В последней четверти XIX и первых десятилетиях XX века культура в невероятном темпе перестроилась, вобрав в себя последние технологические достижения. В 1877 году Томас Эдисон изобретает фонограф – самое радикальное средство расширения культурной памяти с момента появления фотографии. Спустя два года Эдисон и Суон независимо друг от друга изобретают лампу накаливания, главную техническую сенсацию Belle Époque. За первые двадцать пять лет жизни Пабло Пикассо (он родился в 1881 году), воплощающего собой архетип современного художника, были изобретены ключевые мирные и военные технологии XX века: автоматическое оружие (1882), синтетическое волокно (1883), реактивная паровая турбина Парсонса (1884), фотобумага с эмульсионным слоем (1885), электродвигатель Теслы, компактный фотоаппарат «Кодак» и пневматические шины «Данлоп» (1888), бездымный порох (1889), дизельный двигатель (1892), автомобиль «Форд» (1893), кинематограф и грампластинка (1894). В 1895 году Рентген открыл новый вид излучения, Маркони изобрел радиотелеграф, братья Люмьер – первую кинокамеру, Константин Циолковский сформулировал принципы ракетного двигателя, а Фрейд опубликовал фундаментальное исследование истерии. Далее последовали открытие радия, запись звука на магнитном носителе, первая голосовая трансляция по радио, первый управляемый полет братьев Райт (1903). А затем наступил 1905 год – annus mirabilis[4] теоретической физики, когда Альберт Эйнштейн опубликовал Специальную теорию относительности, фотонную теорию света, а его формула эквивалентности массы и энергии E = mc2 положила начало ядерной эпохе. Не надо быть большим ученым, чтобы оценить масштаб этих открытий. Это были самые значительные изменения в знании человека о Вселенной со времен Исаака Ньютона.
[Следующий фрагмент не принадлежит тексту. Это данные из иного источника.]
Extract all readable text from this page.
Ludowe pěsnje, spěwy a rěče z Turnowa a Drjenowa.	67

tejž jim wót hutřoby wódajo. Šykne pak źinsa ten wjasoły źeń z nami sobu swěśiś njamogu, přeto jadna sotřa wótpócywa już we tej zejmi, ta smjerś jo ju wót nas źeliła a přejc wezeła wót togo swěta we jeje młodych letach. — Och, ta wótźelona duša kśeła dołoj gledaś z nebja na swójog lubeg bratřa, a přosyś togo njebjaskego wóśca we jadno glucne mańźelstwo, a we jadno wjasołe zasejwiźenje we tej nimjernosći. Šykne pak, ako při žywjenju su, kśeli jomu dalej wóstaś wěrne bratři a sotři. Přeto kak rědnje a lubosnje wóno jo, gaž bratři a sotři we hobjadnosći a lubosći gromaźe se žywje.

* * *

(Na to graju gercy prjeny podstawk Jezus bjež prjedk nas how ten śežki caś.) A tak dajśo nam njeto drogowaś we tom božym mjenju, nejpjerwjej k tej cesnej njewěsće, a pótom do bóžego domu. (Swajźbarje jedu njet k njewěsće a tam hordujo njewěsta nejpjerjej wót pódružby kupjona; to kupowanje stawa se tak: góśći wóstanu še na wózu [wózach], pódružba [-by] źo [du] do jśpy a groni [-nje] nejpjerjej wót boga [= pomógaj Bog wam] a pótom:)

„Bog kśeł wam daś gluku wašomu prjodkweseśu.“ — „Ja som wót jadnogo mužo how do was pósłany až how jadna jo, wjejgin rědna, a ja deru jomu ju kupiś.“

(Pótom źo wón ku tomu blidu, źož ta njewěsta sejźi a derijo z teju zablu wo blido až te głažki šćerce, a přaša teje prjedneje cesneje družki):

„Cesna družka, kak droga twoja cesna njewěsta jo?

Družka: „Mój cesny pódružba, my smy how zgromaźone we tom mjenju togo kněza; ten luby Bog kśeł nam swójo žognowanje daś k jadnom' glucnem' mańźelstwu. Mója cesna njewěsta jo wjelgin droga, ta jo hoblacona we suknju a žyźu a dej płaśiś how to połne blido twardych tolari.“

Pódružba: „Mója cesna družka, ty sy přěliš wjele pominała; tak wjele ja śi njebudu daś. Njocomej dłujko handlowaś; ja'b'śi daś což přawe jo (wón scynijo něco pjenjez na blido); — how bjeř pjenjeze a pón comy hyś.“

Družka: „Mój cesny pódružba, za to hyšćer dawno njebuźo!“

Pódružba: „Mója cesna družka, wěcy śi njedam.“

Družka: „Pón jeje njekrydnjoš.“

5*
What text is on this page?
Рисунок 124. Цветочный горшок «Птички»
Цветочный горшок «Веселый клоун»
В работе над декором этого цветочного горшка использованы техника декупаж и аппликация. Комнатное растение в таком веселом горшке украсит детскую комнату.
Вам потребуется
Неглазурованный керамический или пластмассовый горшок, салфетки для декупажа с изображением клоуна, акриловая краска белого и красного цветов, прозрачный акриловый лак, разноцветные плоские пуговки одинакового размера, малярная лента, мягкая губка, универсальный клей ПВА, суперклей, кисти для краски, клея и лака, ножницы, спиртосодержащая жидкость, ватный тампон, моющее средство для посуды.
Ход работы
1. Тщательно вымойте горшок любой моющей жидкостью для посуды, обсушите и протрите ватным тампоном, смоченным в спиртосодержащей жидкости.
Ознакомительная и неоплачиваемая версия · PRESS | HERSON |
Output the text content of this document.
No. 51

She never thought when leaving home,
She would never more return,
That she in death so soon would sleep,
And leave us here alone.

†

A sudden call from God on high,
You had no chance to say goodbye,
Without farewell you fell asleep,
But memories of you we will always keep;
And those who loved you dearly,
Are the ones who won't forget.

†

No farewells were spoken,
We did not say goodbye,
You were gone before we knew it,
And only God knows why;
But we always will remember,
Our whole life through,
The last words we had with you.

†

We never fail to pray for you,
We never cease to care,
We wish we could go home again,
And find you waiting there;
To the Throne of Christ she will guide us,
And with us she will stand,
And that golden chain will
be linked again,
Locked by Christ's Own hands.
В те годы это ощущалось повсеместно. Суть раннего модернизма в период между 1880 и 1914 годом была не в конкретных изобретениях – до Хиросимы открытия Эйнштейна не интересовали широкую публику, лабораторный прототип или формула на доске сами по себе мало что значат для человека с улицы. Но на смену эпохе парового двигателя пришел век электричества, и многочисленные открытия в науке и технике породили ощущение ускорения во всех областях человеческой деятельности, включая искусство. Правила зашатались, застывшие каноны знания рухнули под давлением нового опыта и поиска новых форм, способных его воплотить. Без этого геройского ощущения новых горизонтов в культуре призыв Артюра Рембо быть absolument moderne[5] не имел бы смысла. Это ощущение позволяло увидеть конец одной истории и начало другой, символом которой стала многорукая и бесконечно разнообразная Машина, танцующая, как бог Шива, посреди самого длинного периода без войн за всю историю европейской цивилизации.

В 1909 году французский авиатор Луи Блерио перелетел из Кале в Довер через Ла-Манш. По возвращении в Париж его самолет-стрекозу с триумфом носили по улицам – как «Мадонну» Чимабуэ, писал Аполлинер, – и затем водрузили в здании бывшей церкви, ныне Музее искусств и ремесел. Он до сих пор там висит в лучах голубого света, льющегося через витражи, слегка обветшалый и больше похожий на скелет архангела. Таким поначалу был апофеоз Машины. Однако появление культа не значит, что соответствующие ему образы появятся сами собой. Произошедшие с 1880 по 1914 год изменения во взглядах капиталистического человека на себя и на окружающий мир были столь значительными, что художники, несмотря на весь их энтузиазм, столкнулись с массой проблем. Например: как отразить в живописи тектонические сдвиги в сознании, вызванные изменением технологического пейзажа? Как передать динамизм машинного века, не скатываясь к иллюстрациям технического описания? И главное: как вообще, малюя краской по холсту, убедительно передать технологический процесс и трансформацию?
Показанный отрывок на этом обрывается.